Dephosphorylation of GluN2B C-terminal tyrosine residues does not contribute to acute ethanol inhibition of recombinant NMDA receptors

Abstract

N-methyl-d-aspartate (NMDA) receptors are ion channels activated by the neurotransmitter glutamate and are highly expressed by neurons. These receptors are critical for excitatory synaptic signaling and inhibition of NMDA receptors leads to impaired cognition and learning. Ethanol inhibits NMDA currents at concentrations associated with intoxication and this action may underlie some of the behavioral effects of ethanol. Although numerous sites and mechanisms of action have been tested, the manner in which ethanol inhibits NMDA receptors remains unclear. Recent findings in the literature suggest that ethanol, via facilitation of tyrosine phosphatase activity, may dephosphorylate key tyrosine residues in the C-terminus of GluN2B subunits resulting in diminished channel function. To directly test this hypothesis, we engineered GluN2B mutants that contained phenylalanine in place of tyrosine at three different sites and transiently expressed them with the GluN1 subunit in human embryonic kidney (HEK) cells. Whole-cell patch clamp electrophysiology was used to record glutamate-activated currents in the absence and presence of ethanol (10-600 mM). All mutants were functional and did not differ from one another with respect to current amplitude, steady-state to peak ratio, or magnesium block. Analysis of ethanol dose-response curves showed no significant difference in IC50 values between wild-type receptors and Y1252F, Y1336F, Y1472F or triple Y-F mutants. These findings suggest that dephosphorylation of C-terminal tyrosine residues does not account for ethanol inhibition of GluN2B receptors.

Figure 1

Schematic cartoon of the NMDA GluN2B subunit.
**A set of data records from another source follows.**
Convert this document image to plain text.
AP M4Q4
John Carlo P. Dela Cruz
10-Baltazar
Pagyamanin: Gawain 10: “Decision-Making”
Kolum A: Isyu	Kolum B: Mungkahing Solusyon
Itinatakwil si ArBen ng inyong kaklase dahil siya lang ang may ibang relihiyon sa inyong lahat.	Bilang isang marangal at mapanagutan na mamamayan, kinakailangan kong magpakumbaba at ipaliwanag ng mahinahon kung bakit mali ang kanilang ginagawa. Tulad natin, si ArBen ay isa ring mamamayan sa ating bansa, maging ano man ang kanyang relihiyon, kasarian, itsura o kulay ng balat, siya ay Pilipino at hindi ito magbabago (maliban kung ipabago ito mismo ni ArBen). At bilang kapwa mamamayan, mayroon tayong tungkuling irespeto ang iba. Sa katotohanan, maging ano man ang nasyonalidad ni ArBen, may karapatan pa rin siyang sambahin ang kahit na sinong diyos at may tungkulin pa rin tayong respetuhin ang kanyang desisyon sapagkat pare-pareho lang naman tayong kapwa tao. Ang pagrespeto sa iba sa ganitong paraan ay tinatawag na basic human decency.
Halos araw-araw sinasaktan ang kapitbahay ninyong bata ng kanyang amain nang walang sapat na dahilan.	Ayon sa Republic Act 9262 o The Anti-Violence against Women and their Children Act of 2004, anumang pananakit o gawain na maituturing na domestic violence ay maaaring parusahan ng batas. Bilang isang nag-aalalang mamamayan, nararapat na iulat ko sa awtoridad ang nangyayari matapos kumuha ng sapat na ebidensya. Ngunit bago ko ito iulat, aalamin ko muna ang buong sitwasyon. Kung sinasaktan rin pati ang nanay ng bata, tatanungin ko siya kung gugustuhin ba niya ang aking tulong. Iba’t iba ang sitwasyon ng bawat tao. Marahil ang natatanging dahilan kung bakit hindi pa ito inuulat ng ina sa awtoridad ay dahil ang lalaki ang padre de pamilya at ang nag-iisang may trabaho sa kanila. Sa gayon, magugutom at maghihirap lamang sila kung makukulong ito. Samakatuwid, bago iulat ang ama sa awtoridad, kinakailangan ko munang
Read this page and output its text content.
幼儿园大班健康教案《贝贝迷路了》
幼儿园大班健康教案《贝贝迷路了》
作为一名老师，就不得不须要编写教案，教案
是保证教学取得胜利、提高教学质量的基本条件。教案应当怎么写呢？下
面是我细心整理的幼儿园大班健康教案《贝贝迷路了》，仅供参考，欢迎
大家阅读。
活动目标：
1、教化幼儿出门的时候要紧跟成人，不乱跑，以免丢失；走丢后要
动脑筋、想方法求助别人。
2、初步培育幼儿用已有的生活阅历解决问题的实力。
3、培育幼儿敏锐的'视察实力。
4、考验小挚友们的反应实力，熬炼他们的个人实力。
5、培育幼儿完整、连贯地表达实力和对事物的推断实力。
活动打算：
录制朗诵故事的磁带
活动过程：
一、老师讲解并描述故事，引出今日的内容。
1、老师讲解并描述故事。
The extracellular N-terminus, four transmembrane domains denoted by the four blue boxes, and the intracellular C-terminus are depicted in the diagram. Red circles on the intracellular C-terminus indicate the approximate location of tyrosine residues 1252, 1336, and 1472. Also depicted are comparisons of wild-type (top) and mutant (bottom) amino acid sequences for each mutation studied.

Figure 2

Concentration-response relationship for glutamate activation of mutant and wild-type GluN2B-containing NMDARs. (A) Example traces showing currents from wild-type NMDAR transfected cell during exposure to to 0.03 μM (black), 1 μM (light blue), and 10 μM glutamate (dark blue). (N = 6 – 8 cells). All recordings performed in the presence of 10 μM glycine. (B) Currents are expressed as percent of maximal response to various concentrations of glutamate (0.03–10 μM). Non-linear regression yielded EC₅₀ values of 0.92 μM (wild-type), 0.88 μM (Y1472F), 0.95 μM (Y1336F), 0.78 μM (Y1252F), and 0.69 μM (triple mutant). Inset bar graph shows a comparison of ln EC₅₀ values expressed as mean ± SEM.

Figure 3

Current-voltage relationship of wild-type and phospho-mutant NMDARs. (A) Cells were voltage clamped at 0 mV and then stepped to −80 mV for 200 ms followed by a 1.3s ramp to +80 mV for another 200 ms before returning to 0 mV. All recordings were performed in the presence of 2 mM Mg⁺⁺. (N = 7 – 9 cells) (B) Current-voltage relationship of wild-type and mutant receptors after normalizing current to that obtained at +80 mV.

Figure 4

Concentration-response effect of ethanol on wild-type and mutant GluN2B-containing NMDARs. (A) Example traces from a cell expressing wild-type and mutant GluN2B receptors. Agonist-only (blue) current; agonist + 100 mM EtOH (black). (B) Data are expressed as percent inhibition by ethanol (10–600 mM) of glutamate-evoked currents. (N = 6–8 cells per concentration). Nonlinear regression yielded estimated IC₅₀ values for ethanol of 136 mM (wild-type), 135 mM (Y1472F), 118 mM (Y1336F), 104 mM (Y1252F), and 156 mM (triple mutant). Inset bar graph shows a comparison of ln IC₅₀ values expressed as mean ± SEM.